Complete step by step answer:
Geometric sequence otherwise known as Geometric progression, abbreviated as GP is a type sequence where the ratio between any two consecutive numbers is constant. If $ \left( {{x}_{n}} \right)={{x}_{1}},{{x}_{2}},{{x}_{3}},... $ is an GP, then
\[\dfrac{{{x}_{2}}}{{{x}_{1}}}=\dfrac{{{x}_{3}}}{{{x}_{1}}}...=r...(1)\]
Here $ r $ is called common ratio and if we take the first term $ {{x}_{1}}=a $ , then sum of GP of first $ n $ terms is given by,
\[S=\dfrac{a\left( {{r}^{n}}-1 \right)}{r-1}\]
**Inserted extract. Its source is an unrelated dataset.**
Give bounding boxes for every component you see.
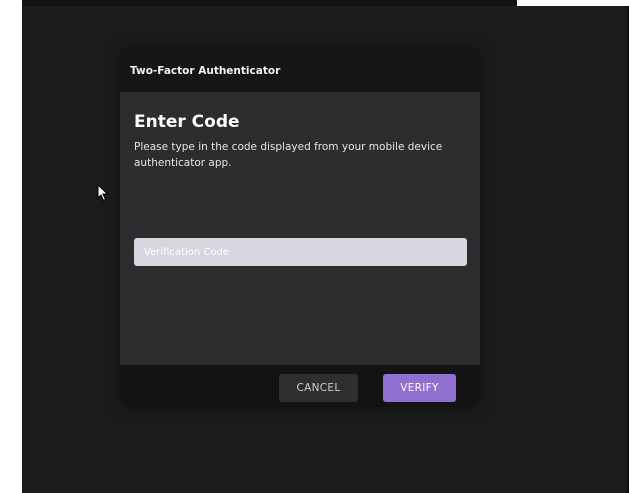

We are given in the question the summation value $ \sum\limits_{x=1}^{n}{f\left( x \right)}=120 $ which we can write by expansion as;
\[f\left( 1 \right)+f\left( 2 \right)+...+f\left( n \right)=120......\left( 1 \right)\]
We are also given the following functional equation.
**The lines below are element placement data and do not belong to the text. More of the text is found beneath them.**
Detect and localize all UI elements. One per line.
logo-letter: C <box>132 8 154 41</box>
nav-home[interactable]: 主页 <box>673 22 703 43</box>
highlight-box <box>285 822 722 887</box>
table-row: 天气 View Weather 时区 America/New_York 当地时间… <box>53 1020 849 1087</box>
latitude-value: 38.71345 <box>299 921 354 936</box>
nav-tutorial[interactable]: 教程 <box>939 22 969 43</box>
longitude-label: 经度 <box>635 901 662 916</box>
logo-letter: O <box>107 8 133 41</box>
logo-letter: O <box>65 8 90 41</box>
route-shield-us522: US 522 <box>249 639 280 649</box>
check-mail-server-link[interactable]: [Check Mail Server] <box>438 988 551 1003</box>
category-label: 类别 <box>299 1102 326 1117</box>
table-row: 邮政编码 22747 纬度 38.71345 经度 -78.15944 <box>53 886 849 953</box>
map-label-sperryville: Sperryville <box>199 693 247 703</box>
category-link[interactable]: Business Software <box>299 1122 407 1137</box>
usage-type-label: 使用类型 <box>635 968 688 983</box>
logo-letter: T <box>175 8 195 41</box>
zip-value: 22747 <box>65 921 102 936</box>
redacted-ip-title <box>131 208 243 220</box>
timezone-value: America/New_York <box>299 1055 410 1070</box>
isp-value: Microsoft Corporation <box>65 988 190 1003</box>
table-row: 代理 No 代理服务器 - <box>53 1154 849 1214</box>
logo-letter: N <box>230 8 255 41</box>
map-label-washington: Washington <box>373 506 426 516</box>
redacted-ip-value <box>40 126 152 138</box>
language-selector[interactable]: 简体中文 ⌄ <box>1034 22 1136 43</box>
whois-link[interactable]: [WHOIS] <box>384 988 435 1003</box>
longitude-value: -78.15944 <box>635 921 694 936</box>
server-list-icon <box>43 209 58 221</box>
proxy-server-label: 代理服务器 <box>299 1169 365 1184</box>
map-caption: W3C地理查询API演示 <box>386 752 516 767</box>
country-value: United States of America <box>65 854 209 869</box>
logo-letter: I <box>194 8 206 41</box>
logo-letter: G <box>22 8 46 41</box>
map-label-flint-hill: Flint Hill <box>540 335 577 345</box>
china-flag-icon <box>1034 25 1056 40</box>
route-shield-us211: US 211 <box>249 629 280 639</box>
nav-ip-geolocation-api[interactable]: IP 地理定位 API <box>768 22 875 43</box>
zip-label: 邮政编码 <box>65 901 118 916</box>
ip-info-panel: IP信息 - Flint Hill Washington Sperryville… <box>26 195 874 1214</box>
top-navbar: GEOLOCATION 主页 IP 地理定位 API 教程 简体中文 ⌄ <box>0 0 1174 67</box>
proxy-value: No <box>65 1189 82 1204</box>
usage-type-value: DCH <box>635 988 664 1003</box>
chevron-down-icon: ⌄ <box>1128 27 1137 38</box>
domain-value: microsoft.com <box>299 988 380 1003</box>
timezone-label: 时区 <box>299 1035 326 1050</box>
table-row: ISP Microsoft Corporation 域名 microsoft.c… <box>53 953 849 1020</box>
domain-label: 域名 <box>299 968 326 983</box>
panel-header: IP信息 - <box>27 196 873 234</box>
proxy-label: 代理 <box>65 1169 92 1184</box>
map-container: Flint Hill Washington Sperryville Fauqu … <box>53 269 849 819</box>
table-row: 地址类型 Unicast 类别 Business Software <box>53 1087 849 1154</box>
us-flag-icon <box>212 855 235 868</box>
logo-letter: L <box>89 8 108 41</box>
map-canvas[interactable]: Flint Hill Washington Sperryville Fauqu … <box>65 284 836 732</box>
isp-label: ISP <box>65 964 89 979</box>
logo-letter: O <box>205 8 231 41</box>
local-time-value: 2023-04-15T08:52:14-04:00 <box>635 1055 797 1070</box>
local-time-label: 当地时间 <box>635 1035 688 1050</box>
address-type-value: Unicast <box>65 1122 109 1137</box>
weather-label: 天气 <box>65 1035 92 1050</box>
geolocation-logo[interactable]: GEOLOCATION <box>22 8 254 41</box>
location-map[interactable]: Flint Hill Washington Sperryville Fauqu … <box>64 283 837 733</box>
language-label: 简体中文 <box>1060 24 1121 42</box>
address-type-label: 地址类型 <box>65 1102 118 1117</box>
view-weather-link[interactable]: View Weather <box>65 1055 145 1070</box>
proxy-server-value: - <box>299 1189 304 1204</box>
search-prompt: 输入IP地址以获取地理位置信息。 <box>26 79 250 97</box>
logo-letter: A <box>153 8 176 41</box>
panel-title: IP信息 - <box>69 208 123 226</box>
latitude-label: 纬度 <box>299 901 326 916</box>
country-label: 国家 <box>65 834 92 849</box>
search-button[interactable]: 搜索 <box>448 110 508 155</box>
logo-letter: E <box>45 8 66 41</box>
\[f\left( x+y \right)=f\left( x \right)f\left( y \right).........\left( 2 \right)\]
We are also given $ f\left( 1 \right)=3 $ . Let us put $ y=1 $ in the above equation to have;
\[\begin{align}
  & f\left( 1+1 \right)=f\left( 1 \right)f\left( 1 \right) \\
 & \Rightarrow f\left( 2 \right)=3\cdot 3={{3}^{2}} \\
\end{align}\]
We put $ x=1,y=2 $ in equation (2) and use previously obtained $ f\left( 2 \right)={{3}^{2}} $ to have
\[\begin{align}
  & f\left( 2+1 \right)=f\left( 1 \right)f\left( 2 \right) \\
 & \Rightarrow f\left( 3 \right)=3\cdot {{3}^{2}} \\
 & \Rightarrow f\left( 3 \right)={{3}^{3}} \\
\end{align}\]
We can go on putting $ y=3,4,...n+1 $ to have values of the function as
\[f\left( 3 \right)={{3}^{4}},f\left( 4 \right)={{3}^{5}},...,f\left( n \right)={{3}^{n}}\]
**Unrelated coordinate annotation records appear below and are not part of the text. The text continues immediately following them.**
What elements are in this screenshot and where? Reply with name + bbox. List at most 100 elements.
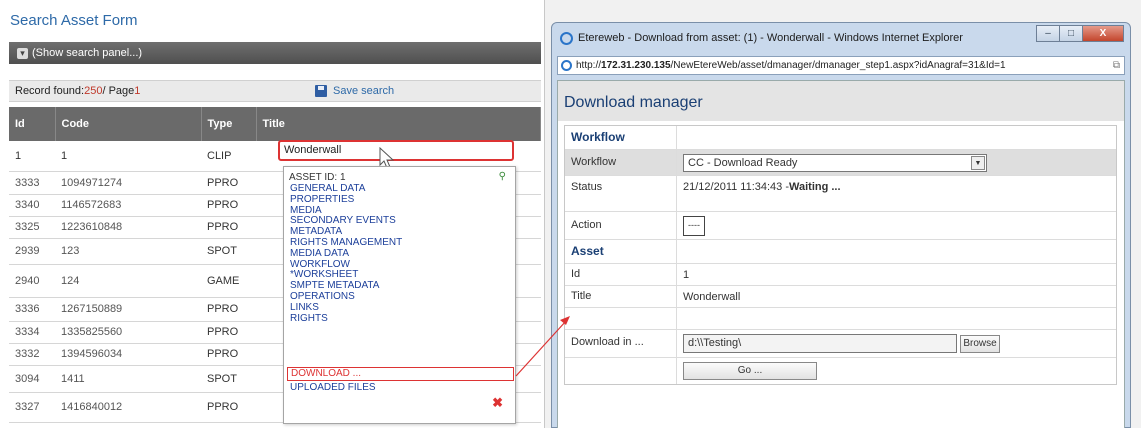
title-label: Title <box>565 286 677 307</box>
workflow-section-row: Workflow <box>565 126 1116 150</box>
download-path-input[interactable]: d:\\Testing\ <box>683 334 957 353</box>
page-title: Download manager <box>558 81 1124 121</box>
record-count: 250 <box>84 85 103 97</box>
cell-type: PPRO <box>201 343 256 366</box>
cell-id: 3340 <box>9 194 55 217</box>
download-in-label: Download in ... <box>565 330 677 357</box>
chevron-down-icon: ▼ <box>971 155 985 170</box>
record-bar: Record found: 250 / Page 1 Save search <box>9 80 541 102</box>
url-prefix: http:// <box>576 60 602 71</box>
cell-code: 1416840012 <box>55 392 201 423</box>
url-host: 172.31.230.135 <box>601 60 671 71</box>
cell-id: 3332 <box>9 343 55 366</box>
cell-id: 3094 <box>9 365 55 393</box>
status-state: Waiting ... <box>789 181 841 193</box>
cell-id: 3325 <box>9 216 55 239</box>
node-link-icon[interactable]: ⚲ <box>499 171 506 182</box>
cell-type: SPOT <box>201 238 256 265</box>
cell-code: 1094971274 <box>55 171 201 195</box>
action-button[interactable]: ---- <box>683 215 705 236</box>
cell-code: 1411 <box>55 365 201 393</box>
floppy-disk-icon <box>315 85 327 97</box>
cell-code: 1267150889 <box>55 297 201 322</box>
cell-id: 3333 <box>9 171 55 195</box>
menu-item-media-data[interactable]: MEDIA DATA <box>290 248 402 260</box>
cell-type: PPRO <box>201 392 256 423</box>
window-title: Etereweb - Download from asset: (1) - Wo… <box>578 32 963 44</box>
compat-view-icon[interactable]: ⧉ <box>1113 57 1120 74</box>
close-button[interactable]: X <box>1082 25 1124 42</box>
cell-code: 123 <box>55 238 201 265</box>
menu-item-uploaded-files[interactable]: UPLOADED FILES <box>290 382 376 393</box>
id-row: Id 1 <box>565 264 1116 286</box>
search-asset-form: Search Asset Form ▾ (Show search panel..… <box>0 0 545 428</box>
title-value: Wonderwall <box>683 290 741 303</box>
cell-code: 1 <box>55 141 201 172</box>
save-search-button[interactable]: Save search <box>315 85 394 97</box>
action-label: Action <box>565 212 677 239</box>
show-search-panel-toggle[interactable]: ▾ (Show search panel...) <box>9 42 541 64</box>
window-controls: – □ X <box>1036 25 1124 42</box>
cell-id: 2940 <box>9 264 55 298</box>
cell-id: 1 <box>9 141 55 172</box>
status-row: Status 21/12/2011 11:34:43 - Waiting ... <box>565 176 1116 212</box>
save-search-label: Save search <box>333 85 395 97</box>
cell-id: 3336 <box>9 297 55 322</box>
cell-type: PPRO <box>201 321 256 344</box>
workflow-section-header: Workflow <box>565 126 677 149</box>
cell-code: 1223610848 <box>55 216 201 239</box>
cell-type: PPRO <box>201 216 256 239</box>
close-x-icon[interactable]: ✖ <box>492 395 503 411</box>
asset-section-header: Asset <box>565 240 677 263</box>
spacer-row <box>565 308 1116 330</box>
cell-code: 1394596034 <box>55 343 201 366</box>
menu-item-download[interactable]: DOWNLOAD ... <box>287 367 514 381</box>
status-time: 21/12/2011 11:34:43 - <box>683 181 790 193</box>
menu-item-links[interactable]: LINKS <box>290 302 402 314</box>
cell-code: 1335825560 <box>55 321 201 344</box>
cell-code: 124 <box>55 264 201 298</box>
column-header-id[interactable]: Id <box>9 107 56 141</box>
menu-items: GENERAL DATA PROPERTIES MEDIA SECONDARY … <box>290 183 402 325</box>
workflow-select[interactable]: CC - Download Ready ▼ <box>683 153 987 172</box>
download-path-row: Download in ... d:\\Testing\ Browse <box>565 330 1116 358</box>
search-toggle-label: (Show search panel...) <box>32 47 143 59</box>
go-button[interactable]: Go ... <box>683 362 817 380</box>
maximize-button[interactable]: □ <box>1059 25 1083 42</box>
record-prefix: Record found: <box>15 85 85 97</box>
expand-icon: ▾ <box>17 47 28 59</box>
column-header-type[interactable]: Type <box>201 107 257 141</box>
page-number: 1 <box>134 85 141 97</box>
column-header-title[interactable]: Title <box>256 107 541 141</box>
record-mid: / Page <box>102 85 135 97</box>
ie-window: Etereweb - Download from asset: (1) - Wo… <box>551 22 1131 428</box>
form-title: Search Asset Form <box>10 12 138 29</box>
asset-id-label: ASSET ID: 1 <box>289 172 346 183</box>
title-row: Title Wonderwall <box>565 286 1116 308</box>
cell-code: 1146572683 <box>55 194 201 217</box>
action-row: Action ---- <box>565 212 1116 240</box>
download-manager-form: Workflow Workflow CC - Download Ready ▼ … <box>564 125 1117 385</box>
id-label: Id <box>565 264 677 285</box>
menu-item-rights[interactable]: RIGHTS <box>290 313 402 325</box>
asset-context-menu: ASSET ID: 1 ⚲ GENERAL DATA PROPERTIES ME… <box>283 166 516 424</box>
cell-type: SPOT <box>201 365 256 393</box>
workflow-label: Workflow <box>565 150 677 175</box>
id-value: 1 <box>683 268 690 281</box>
menu-item-properties[interactable]: PROPERTIES <box>290 194 402 206</box>
ie-logo-icon <box>560 32 573 45</box>
minimize-button[interactable]: – <box>1036 25 1060 42</box>
cell-id: 3334 <box>9 321 55 344</box>
asset-section-row: Asset <box>565 240 1116 264</box>
cell-id: 3327 <box>9 392 55 423</box>
address-bar[interactable]: http://172.31.230.135/NewEtereWeb/asset/… <box>557 56 1125 75</box>
column-header-code[interactable]: Code <box>55 107 202 141</box>
browse-button[interactable]: Browse <box>960 334 1000 353</box>
cell-type: GAME <box>201 264 256 298</box>
workflow-value: CC - Download Ready <box>688 156 798 169</box>
window-title-bar: Etereweb - Download from asset: (1) - Wo… <box>552 23 1130 54</box>
cell-type: CLIP <box>201 141 256 172</box>
workflow-row: Workflow CC - Download Ready ▼ <box>565 150 1116 176</box>
ie-page-icon <box>561 60 572 71</box>
cell-type: PPRO <box>201 171 256 195</box>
We put these values in equation (1) to have;
\[3+{{3}^{2}}+...+{{3}^{n}}=120\]
We see that in the left hand side of the above step, we have have GP with first term say $ a=3 $ and common ratio $ r=\dfrac{{{3}^{2}}}{3}=\dfrac{{{3}^{3}}}{{{3}^{2}}}...=3 $ . We use formula for sum of first $ n $ terms of a GP and have;
\[\begin{align}
  & \Rightarrow \dfrac{3\left( {{3}^{n-1}}-1 \right)}{3-1}=120 \\
 & \Rightarrow \dfrac{3}{2}\left( {{3}^{n-1}}-1 \right)=120 \\
 & \Rightarrow {{3}^{n-1}}=120\times \dfrac{2}{3}+1=81 \\
 & \Rightarrow {{3}^{n-1}}={{3}^{4}} \\
\end{align}\]
We equate the exponents of both sides of the above equations to have;
\[\begin{align}
  & \Rightarrow n-1=4 \\
 & \therefore n=5 \\
\end{align}\]

Note:
We note that the question presumes $ x,y\in \mathsf{\mathbb{N}} $ and hence we have taken only natural numbers. An equation involving only functions is called a functional equation. If $ f $ is continuous and monotonic the for two operations $ {{o}_{1}},{{o}_{2}} $ and then Cauchy’s function equation is given by $ f\left( x{{o}_{1}}y \right)=f\left( x \right){{o}_{2}}f\left( y \right) $ . If $ {{o}_{1}} $ is multiplication and $ {{o}_{2}} $ is addition then $ f $ is an exponential function. Here in the problem the solution is $ f\left( x \right)={{3}^{x}} $ . If $ {{o}_{1}} $ is addition and $ {{o}_{2}} $ is multiplication then $ f $ is logarithmic function.